No.  I wasn't stupid.  I was a child.

That was one of the beauties of a childhood that was genuinely a childhood, so unlike many childhoods these days--it carried with it an entirely shameless naivete.   So many folks these days, when they talk about how "I had a water pistol or a toy gun, and it didn't hurt me none, I didn't grow up to shoot people, it's so ridiculous when parents these days don't let their kids play with toy guns, they've lost control of their senses, they're helicopter parents, blah blah blah".  No.  That's not it.   In addition to an arsenal of water pistols, I had a hefty toy gun, a big green scuffed plastic toy gun (wait, I'm going to ebay right now to see if I can find one like it).  It clicked when you pulled the trigger, and it had a whistle where the little doohickey that you pull back to "cock" a gun would have been located. This one is kinda close, except it was green, not blue, and it didn't say police on it, and it was scuffed, not shiny, and, like I said, mine had a whistle (I know, I said that twice, but how cool is it to have a whistle on it?  I can still remember the taste of the plastic.)  But still.
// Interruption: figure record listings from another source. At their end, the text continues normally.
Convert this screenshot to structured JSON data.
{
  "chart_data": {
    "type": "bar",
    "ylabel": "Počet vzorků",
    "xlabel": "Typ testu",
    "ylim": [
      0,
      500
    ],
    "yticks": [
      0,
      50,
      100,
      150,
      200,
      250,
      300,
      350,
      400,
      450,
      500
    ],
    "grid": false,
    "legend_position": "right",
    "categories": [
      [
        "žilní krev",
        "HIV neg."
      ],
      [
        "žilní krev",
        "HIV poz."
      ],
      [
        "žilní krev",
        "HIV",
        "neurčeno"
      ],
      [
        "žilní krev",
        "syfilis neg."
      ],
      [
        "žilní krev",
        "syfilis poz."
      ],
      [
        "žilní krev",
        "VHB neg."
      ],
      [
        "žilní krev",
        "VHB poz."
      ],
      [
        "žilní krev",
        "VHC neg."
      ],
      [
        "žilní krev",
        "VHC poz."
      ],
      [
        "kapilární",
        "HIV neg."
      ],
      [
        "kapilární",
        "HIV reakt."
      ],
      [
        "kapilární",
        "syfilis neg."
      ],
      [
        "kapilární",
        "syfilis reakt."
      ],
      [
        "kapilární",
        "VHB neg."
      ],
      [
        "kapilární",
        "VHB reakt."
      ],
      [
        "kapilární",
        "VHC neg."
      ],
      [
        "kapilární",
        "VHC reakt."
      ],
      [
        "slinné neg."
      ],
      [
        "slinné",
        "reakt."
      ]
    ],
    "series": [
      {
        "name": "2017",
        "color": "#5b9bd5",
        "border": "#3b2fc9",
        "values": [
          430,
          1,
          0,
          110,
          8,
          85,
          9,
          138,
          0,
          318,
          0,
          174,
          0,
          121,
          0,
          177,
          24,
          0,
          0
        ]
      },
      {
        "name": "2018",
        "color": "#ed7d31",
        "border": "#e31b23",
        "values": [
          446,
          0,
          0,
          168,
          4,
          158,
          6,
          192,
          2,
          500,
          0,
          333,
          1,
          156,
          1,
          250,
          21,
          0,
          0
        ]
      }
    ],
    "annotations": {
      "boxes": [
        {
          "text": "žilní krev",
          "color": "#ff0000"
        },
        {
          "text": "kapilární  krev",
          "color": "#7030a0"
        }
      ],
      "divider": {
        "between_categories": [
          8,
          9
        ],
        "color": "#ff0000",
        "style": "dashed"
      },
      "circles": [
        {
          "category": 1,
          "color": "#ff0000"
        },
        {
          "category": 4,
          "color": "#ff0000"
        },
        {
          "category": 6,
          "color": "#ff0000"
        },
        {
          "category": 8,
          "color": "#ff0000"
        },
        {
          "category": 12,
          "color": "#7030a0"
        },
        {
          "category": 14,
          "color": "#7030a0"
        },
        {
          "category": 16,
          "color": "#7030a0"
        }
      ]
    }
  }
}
Yeah.  Me.  The rabid "don't let your kids play with guns" person.  I had one. Well, actually--and now I'm a little embarassed--when i was searching for the cool green whistle gun on ebay, I found this one, 



which I also apparently had.  Hell, maybe i had a whole arsenal and I'm just in denial about it.  Anything is possible.  
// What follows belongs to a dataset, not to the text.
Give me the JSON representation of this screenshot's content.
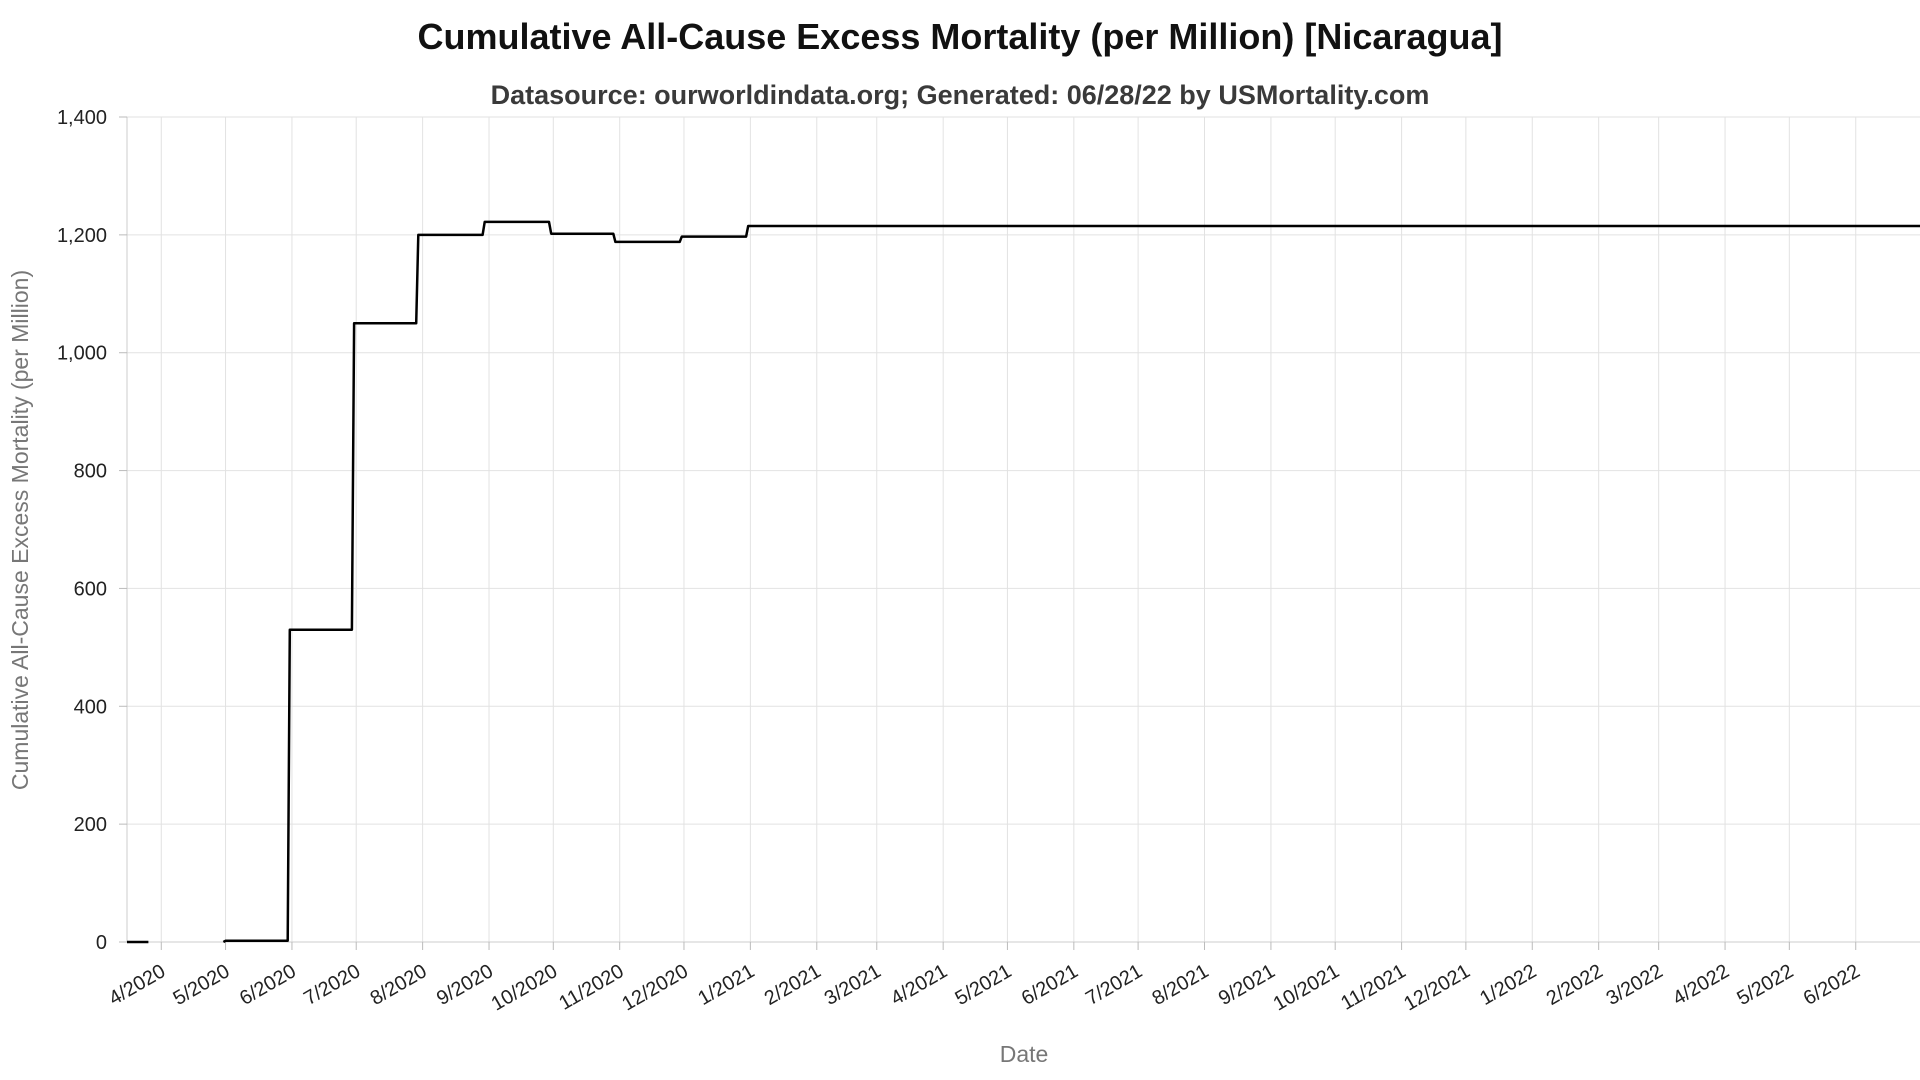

Okay, so I had a whole mess o' guns (or two, anyway).  But most especially that green one.  I loved it, and yeah, it didn't hurt me none, I didn't grow up to shoot people or even like guns.  But here's the rub:  I didn't know ANYTHING about real guns.  I didn't see them on TV, except in westerns, which were okay, but I didn't exactly identify with the characters.  I didn't know anyone who had a gun, other than my dad's non-operational German gun in a leather holster that was a souvenir from his service in World War II, which was kept in his bedside table drawer for my entire childhood.  I knew it was there, I saw it, I held it--for all intents and purposes, it was indistinguishable (other than by weight) from my green plastic toy gun with a whistle.  It was an item, with a label, but it had nothing to do with bullets, nothing to do with harm, nothing to do killing...I didn't even know of such things.  Under these conditions, playing with a toy pistol is a whole 'nother ball 'o wax.  If you're young, and you weren't around during the 60's, you're just gonna have to believe me.  We just didn't see people shooting people on TV--real people, I mean.  It wasn't like that.  Context is everything.  

So plastic guns were for chasing people around and pretending to shoot them without any awareness of what shooting was.  Candy cigarettes--which are still sold, and which I also think differently of now (there were no health warnings on cigarettes way back when)--were for pretending to smoke to look cool--they didn't turn me into a smoker, either, maybe because I had no idea that those people who were putting those white sticks up to their mouths were inhaling smoke.  I thought they were props.  Mine were.  And corn cob pipes*?   They were for blowing bubbles.

You soak 'em in some dish soap (hot tip:  Dawn is best for this) and water, and then you blow bubbles to your heart's content.  They're not like the kind of bubbles that float through the air (even though that's what it looks like on the youtube videos of fancy schmancy bubble pipes).   They're the kind that just grow and flow and cascade over the side of the bubble pipe, landing on your red rubber toed sneakers, soaking them in soapy suds.  So cool.  

I bet that's what General MacArthur did on his time off.

*Given my stream of consciousness style, I want a little bit of credit for not blathering on about how i don't get how anyone would come up with the idea of turning a corn cob into a pipe anyway, because frankly, when I eat a yummy ear of corn, the last think I think about is "how could I hollow this out and stuff something inside it and smoke it".  But hey, that's just me.